|David Tay - New World New Skills leader, Markets director, PwC Vietnam
The discrepancy between the skills people hold and those needed for jobs in the digital world will be one of the most critical problems of our time. This is where upskilling plays a vital role in our turbulent digital economy – to bridge this gap.
The concept of upskilling is about taking the skills people have today, adjusting and expanding them to make the most of technology and fulfil the talent needs of a rapidly changing business environment. More importantly, a key driver in upskilling is mindset – a way of life in today’s disrupted world to readily learn, unlearn, and relearn what we know. In Vietnam, recent research by PwC indicates that this mindset is evident among Vietnamese people.
In PwC’s Vietnam Digital Readiness report released in March, 84 per cent of respondents said they are ready to learn new skills or completely retrain. This number is higher than the 77 per cent of global respondents who were asked the same question in PwC’s Hopes and Fears 2021 survey. While the good news reflects a strong desire for learning among Vietnamese people, this only addresses one part of a much larger upskilling challenge.
The same report by PwC revealed that 45 per cent of Vietnamese respondents expressed concerns around job security due to automation. Jobs are changing fast and this is creating uncertainty and challenges for the future. According to our analysis, globally, one in three jobs is likely to be severely disrupted or to disappear in the next decade because of technological change. At the same time, there is an apparent shortage of qualified talent for the new digital economy as expressed by 72 per cent of world CEOs in PwC’s 24th Global CEO survey.
Addressing the skills challenge
The gap between the employees of the present and the workforce of the future is obvious and widening. The challenges presented to society at large are how we are going to prepare our people, and what the implications could be to a country’s citizens in terms of whether there are opportunities for them in the future.
Vietnam’s goal to become a high-income economy by 2045 is achievable. However, unless everyone is given the opportunity to build the skills they need to participate in the digital economy, Vietnam’s social and economic growth could be compromised. How the nation equips its people in building relevant skills and ensuring that no-one is left behind is crucial.
Solutions to the challenge of upskilling will need to be developed at the local, regional, and national levels, and no organisation can do this alone. This will require decision-makers – the government, educators, and business leaders – to work together in building a strong and interconnected ecosystem that is committed to a comprehensive upskilling agenda. Efforts involve putting all the following elements together – identifying the skills that will be most valuable in the future, supporting the businesses that will need them, finding the people who will use these skills on the job, and delivering the training and technology-enabled learning that could help them.
Upskilling in action
At PwC, we also asked ourselves the question of upskilling. In 2019, our ‘New World. New Skills.’ initiative was created, starting an intense journey with the ambition to ensure that everyone has the opportunity to learn, work, and participate in the digital world. Spanning over four years from 2019, PwC is committing to invest $3 billion in digital upskilling – primarily training our people, and also developing technologies to support our community and clients. We see businesses like ourselves, governments, and institutions working together to solve this issue.

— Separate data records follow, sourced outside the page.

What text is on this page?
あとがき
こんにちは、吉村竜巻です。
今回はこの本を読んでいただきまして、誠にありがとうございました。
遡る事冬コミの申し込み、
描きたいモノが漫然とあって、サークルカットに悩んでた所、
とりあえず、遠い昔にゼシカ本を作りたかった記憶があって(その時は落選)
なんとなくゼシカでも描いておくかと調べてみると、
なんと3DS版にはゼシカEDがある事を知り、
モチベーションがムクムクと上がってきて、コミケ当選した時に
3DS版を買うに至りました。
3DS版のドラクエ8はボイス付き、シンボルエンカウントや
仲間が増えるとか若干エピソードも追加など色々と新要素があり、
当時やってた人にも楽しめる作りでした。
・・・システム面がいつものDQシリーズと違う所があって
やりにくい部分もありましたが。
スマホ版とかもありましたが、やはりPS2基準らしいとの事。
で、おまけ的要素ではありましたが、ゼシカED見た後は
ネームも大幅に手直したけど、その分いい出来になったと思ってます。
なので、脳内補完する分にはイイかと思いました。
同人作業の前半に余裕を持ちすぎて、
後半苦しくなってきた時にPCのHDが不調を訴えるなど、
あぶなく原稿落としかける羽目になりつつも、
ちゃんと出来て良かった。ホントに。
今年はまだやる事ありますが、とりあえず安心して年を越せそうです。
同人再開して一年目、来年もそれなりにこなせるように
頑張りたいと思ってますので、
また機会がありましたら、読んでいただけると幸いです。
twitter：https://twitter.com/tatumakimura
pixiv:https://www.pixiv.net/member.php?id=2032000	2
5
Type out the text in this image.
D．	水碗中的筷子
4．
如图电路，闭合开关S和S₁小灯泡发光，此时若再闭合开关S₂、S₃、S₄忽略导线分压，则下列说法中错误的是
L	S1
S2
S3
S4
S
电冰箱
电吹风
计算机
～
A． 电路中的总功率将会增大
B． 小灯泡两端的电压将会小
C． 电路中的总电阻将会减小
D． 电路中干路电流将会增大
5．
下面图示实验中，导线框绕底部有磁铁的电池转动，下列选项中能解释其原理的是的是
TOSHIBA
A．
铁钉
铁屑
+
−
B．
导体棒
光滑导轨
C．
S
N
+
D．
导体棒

For business organisations, an important stage would be to map out the mix of skills and capabilities required to meet future business needs while aligning with industry growth trajectory and evolution of specific roles. We encourage businesses to look at options on how they can build, borrow, or buy these skill sets. There are six recommended steps that businesses can take in their upskilling journey: analyse the situation and define the initiative; design a skills plan; assess and advise individual employees; match jobs and engage workers; select training and providers; and finally administer project and monitor results.
The call to action for businesses is to anchor upskilling and workforce investment as a core business principle and make time-bound pledges to act.
Government leaders and policymakers have an important role to ensure that citizens have the knowledge to participate, and they themselves have the knowledge to continually drive discussion on the future of technology and regulations. Governments can also start by reshaping career perception of jobs critical to the nation. Leaders in some countries are already stepping in and leading the way. There have been some examples of governments collaborating with the financial services industry to create relevant skills platforms in Singapore, Australia, and Luxembourg. The call to action is for governments to adopt an agile approach to driving national upskilling initiatives, working with businesses, nonprofits and the education sector.
For educators, it is critical to digitally transform themselves. In the face of change, the education system needs to shift its emphasis from purely pursuing academic grades to building a student’s resilience and fostering the habit of self-directed lifelong learning.
Change is never easy. It is important for nation-building to have the right mix of skilled and adaptable people, with the right mindset and behaviours that can help drive sustainable economic growth for Vietnam. It is time to open up a genuine and fully inclusive conversation with employers, the government, and society on what systemic changes need to be initiated today to equip Vietnamese people with the skills of tomorrow.